I'd love to hear even the sketchiest conceptual outline of a design for the facility that would sieve out chemically all those pollutants from the Father of Waters. I don't think it will happen, I don't think it can happen.

There is a front page headlined article in the Huffingtonpost this morning that links to a Times onlineUK article that shows bugs that eat waste and have an output of petroleum.

http://www.timesonline.co.uk/tol/news/environment/article4133668.ece

Using genetically modified bugs for fermentation is essentially the same as using natural bacteria to produce ethanol, although the energy-intensive final process of distillation is virtually eliminated because the bugs excrete a substance that is almost pump-ready.

The closest that LS9 has come to mass production is a 1,000-litre fermenting machine, which looks like a large stainless-steel jar, next to a wardrobe-sized computer connected by a tangle of cables and tubes. It has not yet been plugged in. The machine produces the equivalent of one barrel a week and takes up 40 sq ft of floor space.

Is this close to the same type of living species renewable energy sources you speak of Greendreams?

Talk to me.

Talk to me

Read the original blog! This was one of the first things GreenDreams brings up.

I meant about the content of the article at TimesOnline.

Why are you so jealous, Clearthinker?

Anyone notice in Josh's new vid, he takes a *cab* to the book signing event? I mean, this is NYC, probably one of the best cities in the country for rail connections.

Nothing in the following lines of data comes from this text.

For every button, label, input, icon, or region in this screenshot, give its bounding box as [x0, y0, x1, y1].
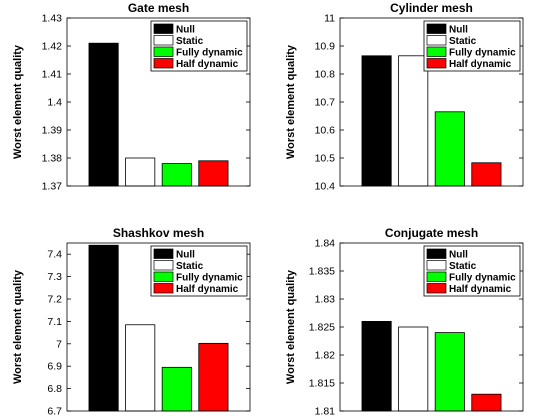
y-tick-label: 11 — [324, 13, 335, 25]
legend-label: Half dynamic — [449, 284, 512, 295]
legend-swatch — [426, 271, 447, 282]
legend-swatch — [426, 35, 447, 46]
y-tick-label: 6.9 — [47, 361, 62, 373]
bar-static — [125, 324, 156, 412]
legend-swatch — [153, 248, 174, 259]
y-axis-label: Worst element quality — [285, 44, 297, 159]
bar-static — [398, 326, 429, 412]
chart-title: Shashkov mesh — [113, 226, 204, 240]
bar-half-dynamic — [471, 162, 502, 187]
legend-label: Half dynamic — [449, 59, 512, 70]
bar-half-dynamic — [198, 342, 229, 412]
y-tick-label: 10.8 — [315, 69, 336, 81]
legend-label: Half dynamic — [176, 284, 239, 295]
legend-label: Fully dynamic — [449, 273, 516, 284]
bar-null — [361, 320, 392, 412]
y-tick-label: 1.41 — [42, 69, 63, 81]
legend-swatch — [426, 248, 447, 259]
y-tick-label: 10.9 — [315, 41, 336, 53]
y-tick-label: 7.1 — [47, 316, 62, 328]
legend-label: Null — [449, 250, 468, 261]
y-tick-label: 7.4 — [47, 249, 62, 261]
chart-panel-0: 1.37 1.38 1.39 1.4 1.41 1.42 1.43 Gate mesh Wors… — [12, 1, 251, 193]
y-tick-label: 1.84 — [315, 238, 336, 250]
bar-static — [398, 55, 429, 187]
chart-panel-3: 1.81 1.815 1.82 1.825 1.83 1.835 1.84 Conjugate… — [285, 226, 524, 418]
y-tick-label: 1.42 — [42, 41, 63, 53]
y-tick-label: 10.4 — [315, 181, 336, 193]
y-tick-label: 10.7 — [315, 97, 336, 109]
legend-label: Fully dynamic — [176, 273, 243, 284]
y-tick-label: 10.5 — [315, 153, 336, 165]
y-tick-label: 7.2 — [47, 294, 62, 306]
y-tick-label: 1.4 — [47, 97, 62, 109]
chart-title: Cylinder mesh — [390, 1, 473, 15]
y-tick-label: 1.81 — [315, 406, 336, 418]
y-tick-label: 1.835 — [309, 266, 335, 278]
chart-panel-2: 6.7 6.8 6.9 7 7.1 7.2 7.3 7.4 Shashkov mesh Worst… — [12, 226, 251, 418]
legend-label: Fully dynamic — [176, 48, 243, 59]
legend-label: Null — [176, 25, 195, 36]
legend-label: Null — [176, 250, 195, 261]
y-axis-label: Worst element quality — [12, 269, 24, 384]
legend-swatch — [153, 35, 174, 46]
y-tick-label: 7.3 — [47, 271, 62, 283]
legend-label: Fully dynamic — [449, 48, 516, 59]
bar-null — [361, 55, 392, 187]
y-tick-label: 6.7 — [47, 406, 62, 418]
legend-label: Static — [176, 36, 204, 47]
y-tick-label: 1.825 — [309, 322, 335, 334]
y-tick-label: 6.8 — [47, 383, 62, 395]
y-tick-label: 1.38 — [42, 153, 63, 165]
bar-static — [125, 157, 156, 187]
legend-label: Static — [449, 36, 477, 47]
legend-label: Static — [449, 261, 477, 272]
y-tick-label: 1.82 — [315, 350, 336, 362]
legend-swatch — [153, 260, 174, 271]
y-tick-label: 1.39 — [42, 125, 63, 137]
legend-label: Half dynamic — [176, 59, 239, 70]
y-tick-label: 1.83 — [315, 294, 336, 306]
y-axis-label: Worst element quality — [12, 44, 24, 159]
y-tick-label: 1.815 — [309, 378, 335, 390]
legend-swatch — [153, 271, 174, 282]
bar-fully-dynamic — [434, 111, 465, 187]
legend-swatch — [153, 46, 174, 57]
bar-half-dynamic — [198, 160, 229, 187]
legend-swatch — [426, 58, 447, 69]
legend-swatch — [426, 283, 447, 294]
legend-swatch — [153, 58, 174, 69]
chart-title: Gate mesh — [128, 1, 189, 15]
chart-title: Conjugate mesh — [385, 226, 478, 240]
legend-swatch — [426, 260, 447, 271]
y-tick-label: 10.6 — [315, 125, 336, 137]
y-axis-label: Worst element quality — [285, 269, 297, 384]
bar-fully-dynamic — [161, 366, 192, 412]
y-tick-label: 1.37 — [42, 181, 63, 193]
bar-null — [88, 244, 119, 412]
bar-half-dynamic — [471, 393, 502, 412]
legend-label: Null — [449, 25, 468, 36]
y-tick-label: 1.43 — [42, 13, 63, 25]
legend-swatch — [153, 283, 174, 294]
bar-null — [88, 42, 119, 187]
chart-panel-1: 10.4 10.5 10.6 10.7 10.8 10.9 11 Cylinder mesh W… — [285, 1, 524, 193]
y-tick-label: 7 — [56, 338, 62, 350]
legend-label: Static — [176, 261, 204, 272]
legend-swatch — [153, 23, 174, 34]
legend-swatch — [426, 23, 447, 34]
bar-fully-dynamic — [161, 163, 192, 187]
legend-swatch — [426, 46, 447, 57]
axes-box — [66, 242, 251, 412]
bar-fully-dynamic — [434, 332, 465, 412]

I'm pointing this out not to pick on Josh, but to show how even those people who want to push a progressive agenda, still stick to an older lifestyle -- even when an alternative is readily available.

This is a point that few at TPM are truly willing to absorb.

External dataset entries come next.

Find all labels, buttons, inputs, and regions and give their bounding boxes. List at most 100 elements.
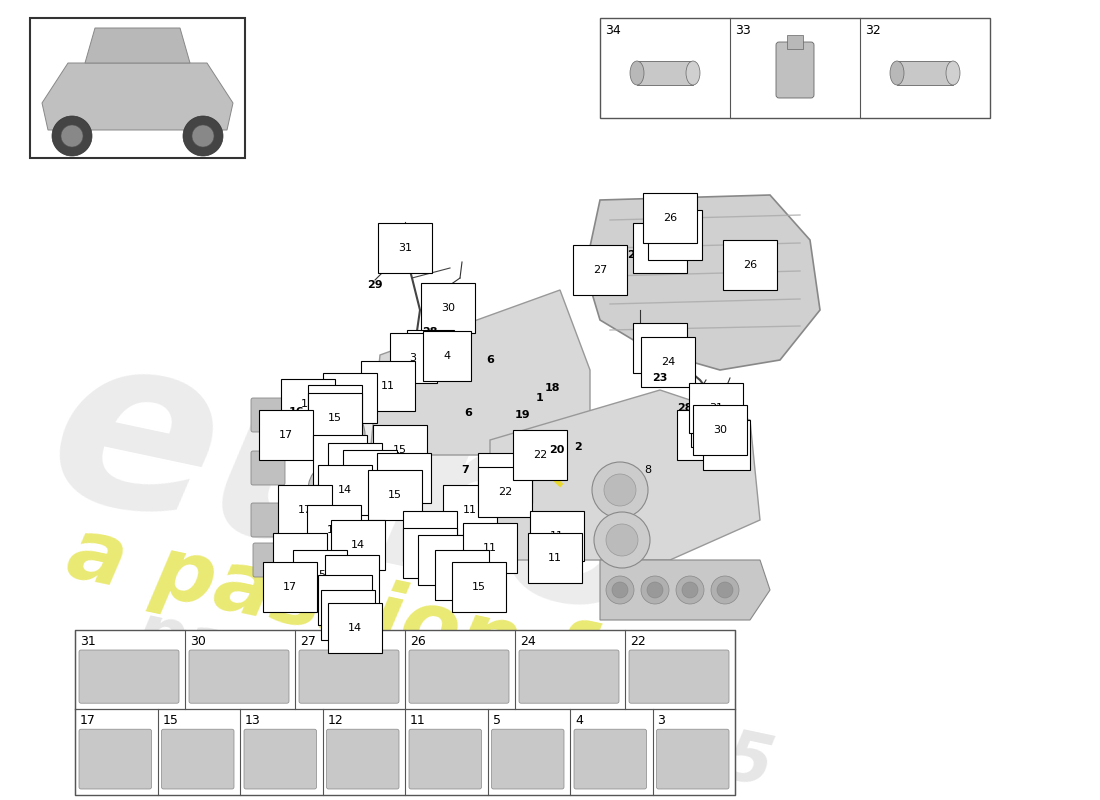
FancyBboxPatch shape: [251, 451, 285, 485]
Text: 28: 28: [678, 403, 693, 413]
FancyBboxPatch shape: [79, 650, 179, 703]
Text: 32: 32: [865, 24, 881, 37]
Text: 23: 23: [652, 373, 668, 383]
Text: 23: 23: [632, 325, 648, 335]
Text: 15: 15: [328, 413, 342, 423]
Circle shape: [612, 582, 628, 598]
Bar: [637, 61, 693, 85]
Text: 27: 27: [593, 265, 607, 275]
Bar: [786, 35, 803, 49]
Text: 30: 30: [713, 425, 727, 435]
Text: 3: 3: [723, 440, 729, 450]
FancyBboxPatch shape: [409, 730, 482, 789]
Text: 13: 13: [348, 463, 362, 473]
Text: 17: 17: [341, 610, 355, 620]
Text: euro: euro: [30, 310, 690, 670]
FancyBboxPatch shape: [519, 650, 619, 703]
Ellipse shape: [630, 61, 644, 85]
Text: 17: 17: [283, 582, 297, 592]
Bar: [600, 18, 990, 118]
FancyBboxPatch shape: [409, 650, 509, 703]
Text: 30: 30: [190, 635, 206, 648]
Text: 25: 25: [627, 250, 642, 260]
Ellipse shape: [946, 61, 960, 85]
Text: 28: 28: [422, 327, 438, 337]
Ellipse shape: [890, 61, 904, 85]
FancyBboxPatch shape: [299, 650, 399, 703]
Text: 19: 19: [514, 410, 530, 420]
Text: parts since 1985: parts since 1985: [130, 599, 780, 800]
Text: 22: 22: [630, 635, 646, 648]
Text: 12: 12: [328, 714, 343, 727]
Text: 6: 6: [486, 355, 494, 365]
Circle shape: [52, 116, 92, 156]
FancyBboxPatch shape: [253, 543, 287, 577]
Circle shape: [594, 512, 650, 568]
Text: 15: 15: [327, 525, 341, 535]
FancyBboxPatch shape: [251, 503, 285, 537]
Text: 5: 5: [696, 430, 704, 440]
Circle shape: [318, 418, 352, 452]
Text: 13: 13: [245, 714, 261, 727]
FancyBboxPatch shape: [162, 730, 234, 789]
Polygon shape: [585, 195, 820, 370]
FancyBboxPatch shape: [492, 730, 564, 789]
Circle shape: [647, 582, 663, 598]
Polygon shape: [42, 63, 233, 130]
Text: 5: 5: [493, 714, 500, 727]
Text: 27: 27: [300, 635, 316, 648]
FancyBboxPatch shape: [244, 730, 317, 789]
Circle shape: [711, 576, 739, 604]
FancyBboxPatch shape: [327, 730, 399, 789]
Circle shape: [323, 528, 358, 562]
Text: 21: 21: [482, 465, 497, 475]
Text: 11: 11: [410, 714, 426, 727]
Text: 33: 33: [735, 24, 750, 37]
Text: 11: 11: [483, 543, 497, 553]
Text: 27: 27: [653, 243, 667, 253]
Circle shape: [192, 125, 215, 147]
Text: 5: 5: [427, 350, 433, 360]
Text: 16: 16: [288, 407, 304, 417]
Text: 12: 12: [422, 531, 437, 541]
FancyBboxPatch shape: [251, 398, 285, 432]
Circle shape: [60, 125, 82, 147]
Text: 13: 13: [455, 570, 469, 580]
Circle shape: [310, 515, 370, 575]
Circle shape: [717, 582, 733, 598]
Text: 17: 17: [279, 430, 293, 440]
Circle shape: [606, 576, 634, 604]
Text: 24: 24: [520, 635, 536, 648]
Ellipse shape: [686, 61, 700, 85]
Text: 10: 10: [460, 493, 475, 503]
Text: 17: 17: [298, 505, 312, 515]
Text: 30: 30: [441, 303, 455, 313]
Text: 12: 12: [363, 470, 377, 480]
Text: 15: 15: [314, 570, 327, 580]
Text: 15: 15: [163, 714, 178, 727]
Bar: [75, 630, 735, 795]
Text: 14: 14: [351, 540, 365, 550]
Text: 20: 20: [549, 445, 564, 455]
Text: 11: 11: [463, 505, 477, 515]
Text: 4: 4: [712, 417, 718, 427]
Text: 14: 14: [328, 405, 342, 415]
Text: 9: 9: [361, 380, 368, 390]
Text: 13: 13: [345, 575, 359, 585]
Text: 3: 3: [409, 353, 417, 363]
Text: 31: 31: [80, 635, 96, 648]
FancyBboxPatch shape: [629, 650, 729, 703]
Circle shape: [321, 473, 355, 507]
Text: 13: 13: [301, 399, 315, 409]
FancyBboxPatch shape: [189, 650, 289, 703]
Text: 17: 17: [293, 553, 307, 563]
Text: 11: 11: [381, 381, 395, 391]
Text: 26: 26: [663, 213, 678, 223]
Text: 14: 14: [348, 623, 362, 633]
Circle shape: [305, 405, 365, 465]
Circle shape: [682, 582, 698, 598]
Bar: [30, 18, 245, 158]
Polygon shape: [600, 560, 770, 620]
Circle shape: [606, 524, 638, 556]
Text: 11: 11: [333, 455, 346, 465]
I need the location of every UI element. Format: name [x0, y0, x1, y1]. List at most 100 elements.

Every time someone plants a seed you say kill it before it grows.

The biggest problem with many of these technologies is that they are geared toward replicating petroleum or toward substituting something like hydrogen for petroluem. The intent is really to replace Big Oil as our supplier but keep us mostly dependent on one primary source of energy -- them.

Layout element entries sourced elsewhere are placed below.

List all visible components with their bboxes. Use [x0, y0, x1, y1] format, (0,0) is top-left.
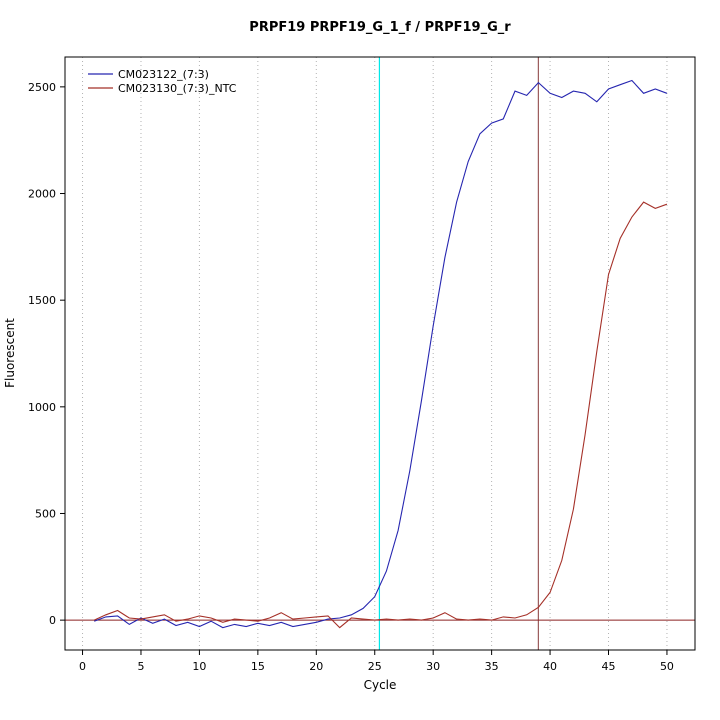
x-tick-label: 25	[368, 660, 382, 673]
x-tick-label: 5	[137, 660, 144, 673]
plot-area: 0 5 10 15 20 25 30 35 40 45 5005001000150020002500…	[28, 56, 696, 673]
x-tick-label: 15	[251, 660, 265, 673]
y-axis-label: Fluorescent	[3, 318, 17, 388]
plot-border	[64, 56, 696, 651]
x-tick-label: 10	[192, 660, 206, 673]
series-line-1	[93, 201, 668, 629]
x-tick-label: 45	[602, 660, 616, 673]
y-tick-label: 0	[49, 614, 56, 627]
legend-label: CM023130_(7:3)_NTC	[118, 82, 237, 95]
x-tick-label: 0	[79, 660, 86, 673]
x-tick-label: 50	[660, 660, 674, 673]
chart-title: PRPF19 PRPF19_G_1_f / PRPF19_G_r	[249, 20, 511, 35]
x-tick-label: 35	[485, 660, 499, 673]
x-tick-label: 20	[309, 660, 323, 673]
x-tick-label: 30	[426, 660, 440, 673]
y-tick-label: 500	[35, 507, 56, 520]
x-axis-label: Cycle	[364, 678, 397, 692]
y-tick-label: 2500	[28, 81, 56, 94]
y-tick-label: 1000	[28, 401, 56, 414]
y-tick-label: 1500	[28, 294, 56, 307]
legend-label: CM023122_(7:3)	[118, 68, 209, 81]
x-tick-label: 40	[543, 660, 557, 673]
series-line-0	[94, 79, 668, 629]
y-tick-label: 2000	[28, 188, 56, 201]
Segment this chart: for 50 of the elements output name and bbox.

If we are to have a Manhattan-style public investment, let it be in an electric infrastructure that can be tapped into by a variety of energy producers. There are a lot of great ideas being explored and experiments being made to produce energy. It is too soon to pick one over another to throw money at. We can help best at the macro level by providing a producer-consumer delivery system.

...makes me think that 'clearthinker' is one of those petro-industry game-killers.

He dismisses Zubrin, who advocates a path (alcohol as replacement vehicle fuel) that has already been blazed by Brazil, as a optimist looking to sell magazines. No discussion of the actual merits of the argument, just an ad hominem attack. 'clearthinker' describes "hyperbolic" Zubrin's Mars Direct ideas as "far out sci-fi fantasies" and he compares the guy to Ray Kurzweil, a pioneer of OCR technology, who dares to speculate about the future apparently in contradiction to his own dreams of... what? Kool-aid?

Maybe his avatar reveals the ultimate truth about 'clearthinker'; he's had his pitcher already, and now he's trying to tell us we have no other choice but to drink deeply.

No thanks. It may be that Zubrin and Kurzweil are idealists whose ideas about technological solutions to real problems won't work. Or it could be that they are Goddard and Gutenberg for our times, whose pursuit of solutions will lead us down paths no one can foresee. Until they are otherwise proven, I'm gonna give them the benefit of the doubt, because they are working on answers.